Message-Id: <pan.2004.11.09.16.16.44.476922@fastmail.us>
On Tue, 09 Nov 2004 15:58:50 +0000, Uri Guttman wrote:
>>>>>> "JW" == James Willmore <jwillmore@fastmail.us> writes:
>
> JW> $a=1 if $z=~/xxxxx|yyyyy/o;
> JW> # $a=1 if $z=~/xxxxx/o or $z=~/yyyyy/o;
>
> JW> The 'o' modifier compiles the regex once, so it doesn't need to be
> JW> compiled latter on.
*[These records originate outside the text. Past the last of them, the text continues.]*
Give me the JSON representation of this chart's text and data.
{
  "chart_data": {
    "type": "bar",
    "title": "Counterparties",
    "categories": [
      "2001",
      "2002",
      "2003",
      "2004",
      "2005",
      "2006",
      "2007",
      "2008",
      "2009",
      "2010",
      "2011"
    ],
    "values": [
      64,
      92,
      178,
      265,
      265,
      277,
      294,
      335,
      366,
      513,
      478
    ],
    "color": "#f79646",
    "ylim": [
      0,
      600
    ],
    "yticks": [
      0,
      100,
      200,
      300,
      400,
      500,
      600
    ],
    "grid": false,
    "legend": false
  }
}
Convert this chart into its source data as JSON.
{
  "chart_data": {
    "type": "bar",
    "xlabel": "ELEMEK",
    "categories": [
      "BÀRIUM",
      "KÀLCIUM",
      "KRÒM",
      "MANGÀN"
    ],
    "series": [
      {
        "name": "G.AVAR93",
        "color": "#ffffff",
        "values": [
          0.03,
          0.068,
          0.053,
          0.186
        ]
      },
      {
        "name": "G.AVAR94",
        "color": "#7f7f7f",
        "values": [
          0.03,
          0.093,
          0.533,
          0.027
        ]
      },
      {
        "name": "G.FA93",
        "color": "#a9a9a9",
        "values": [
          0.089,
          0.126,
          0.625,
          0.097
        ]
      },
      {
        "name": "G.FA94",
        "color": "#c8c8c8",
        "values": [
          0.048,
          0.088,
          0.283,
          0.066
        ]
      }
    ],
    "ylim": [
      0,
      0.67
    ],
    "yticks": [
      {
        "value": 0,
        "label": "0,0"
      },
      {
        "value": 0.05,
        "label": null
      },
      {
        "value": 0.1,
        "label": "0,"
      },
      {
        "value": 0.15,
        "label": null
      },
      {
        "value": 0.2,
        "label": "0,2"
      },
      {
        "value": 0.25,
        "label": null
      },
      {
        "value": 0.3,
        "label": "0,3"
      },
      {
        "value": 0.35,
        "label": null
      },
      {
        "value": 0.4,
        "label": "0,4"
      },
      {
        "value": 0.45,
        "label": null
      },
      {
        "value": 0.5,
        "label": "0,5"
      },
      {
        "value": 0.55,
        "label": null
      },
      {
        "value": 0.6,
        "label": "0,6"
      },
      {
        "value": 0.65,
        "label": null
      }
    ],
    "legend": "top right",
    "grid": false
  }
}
Running the same tests on my system showed some
> JW> improvement, but not much.
>
> /o only doesn't recompile when there are variables in the regex. a fixed
> string regex like those won't get any help from /o. and in recent perls
> the regex is not recompiled if the variables haven't changed so much of
> the need for /o is gone. also with qr// to handle compiling a regex once
> and allowing its reuse, the need for /o is almost totally gone.
I didn't realize that new versions of Perl reduced the need to use /o.
Thanks.
------------------------------
Date: 9 Nov 2004 16:24:51 GMT
From: anno4000@lublin.zrz.tu-berlin.de (Anno Siegel)
Subject: Re: why is pattern matching using '|' slower than 2 separate ones?
Message-Id: <cmqr0j$uf$3@mamenchi.zrz.TU-Berlin.DE>
James Willmore <jwillmore@fastmail.us> wrote in comp.lang.perl.misc:
> On Tue, 09 Nov 2004 15:56:26 +0000, A. Sinan Unur wrote:
>
> > James Willmore <jwillmore@fastmail.us> wrote in
> > news:pan.2004.11.09.15.53.59.12888@fastmail.us:
> >
> >> On Tue, 09 Nov 2004 08:53:12 -0500, Mark Seger wrote:
> <snip>
>
> >> You might want to throw in the 'o' modifier to the regexs
> >
> > Why? There is no interpolation happening here.
>
> What harm is there in compiling a regex that doesn't do interpolation?
Huh? Are you saying that /o *compiles* a regex?
Every regex must be compiled before it is used. When there is no
interpolation, that happens once at compile time. When there is,
the regex is recompiled before each use, in case the interpolating
string has changed. /o suppresses this re-compilation. As has been
noted, newer Perls only do the re-compilation when the string has
actually changed, but /o still suppresses it.
So /o plainly has no effect at all when there is no interpolation.